A further rise in the price of water in the UK has taken the cost to more than 20% above the levels of five years ago, according to the 1998 National Utility Services (NUS) International Water Price Survey.

The 15-country survey of business supplies, which was published on 19 September 1998, revealed that in the 12 months to July 1998, the cost of water increased again—this year by 6.26%. It also highlights the fact that increases during the last five years have always outpaced inflation.

Of those surveyed, Britain is the sixth most expensive country for water, reporting that UK consumers are now paying over 20% more than they did in 1994.

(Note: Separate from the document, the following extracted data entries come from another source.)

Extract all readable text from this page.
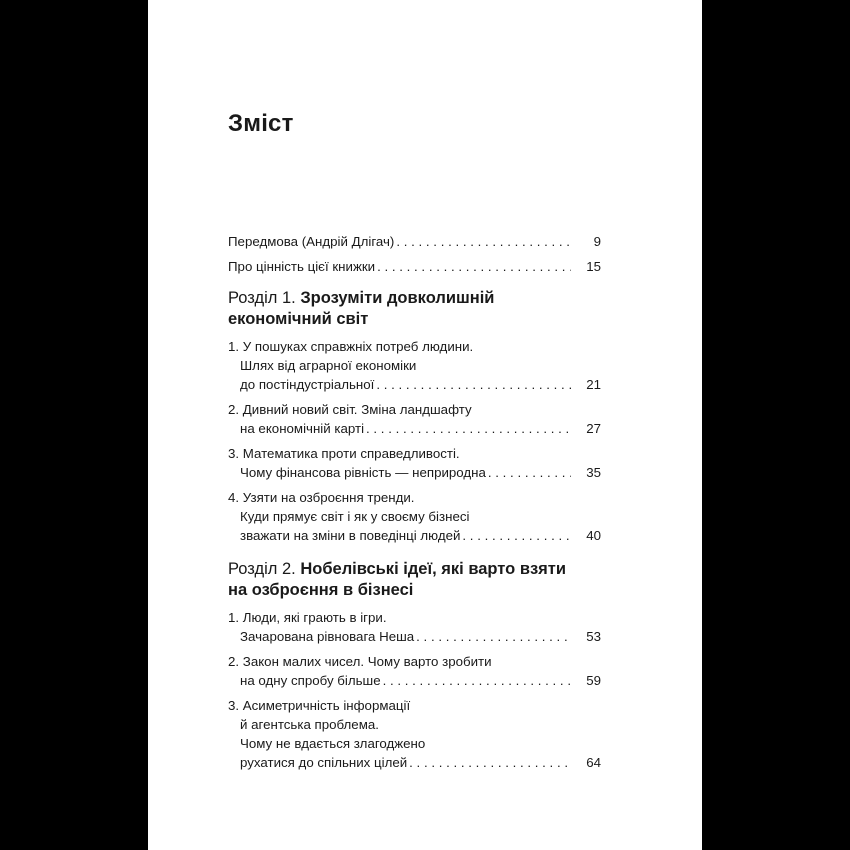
Зміст
Передмова (Андрій Длігач) . . .	9
Про цінність цієї книжки . . .	15
Розділ 1. Зрозуміти довколишній
економічний світ
1. У пошуках справжніх потреб людини.
Шлях від аграрної економіки
до постіндустріальної . . .	21
2. Дивний новий світ. Зміна ландшафту
на економічній карті . . .	27
3. Математика проти справедливості.
Чому фінансова рівність — неприродна . . .	35
4. Узяти на озброєння тренди.
Куди прямує світ і як у своєму бізнесі
зважати на зміни в поведінці людей . . .	40
Розділ 2. Нобелівські ідеї, які варто взяти
на озброєння в бізнесі
1. Люди, які грають в ігри.
Зачарована рівновага Неша . . .	53
2. Закон малих чисел. Чому варто зробити
на одну спробу більше . . .	59
3. Асиметричність інформації
й агентська проблема.
Чому не вдається злагоджено
рухатися до спільних цілей . . .	64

With water industry leaders continuing to resist the introduction of competition, and out-dated pricing structures doing little to reflect the cost of supply and demand, the trend of spiralling costs looks set to continue.

“Prolonged resistance to the introduction of competition, combined with the ever-increasing cost of water and the slow introduction of new pricing structures, has resulted in a static UK water industry,” says Andrew Johns, director of NUS.

“Looking ahead, it is likely that the cost of water to consumers will continue to rise until the regulator insists on a change to the pricing system or forces competition upon the water companies,” he concludes.

NUS predicts that only when the regulator starts forcing reform upon the industry will UK customers see prices stabilise and possibly even reduce.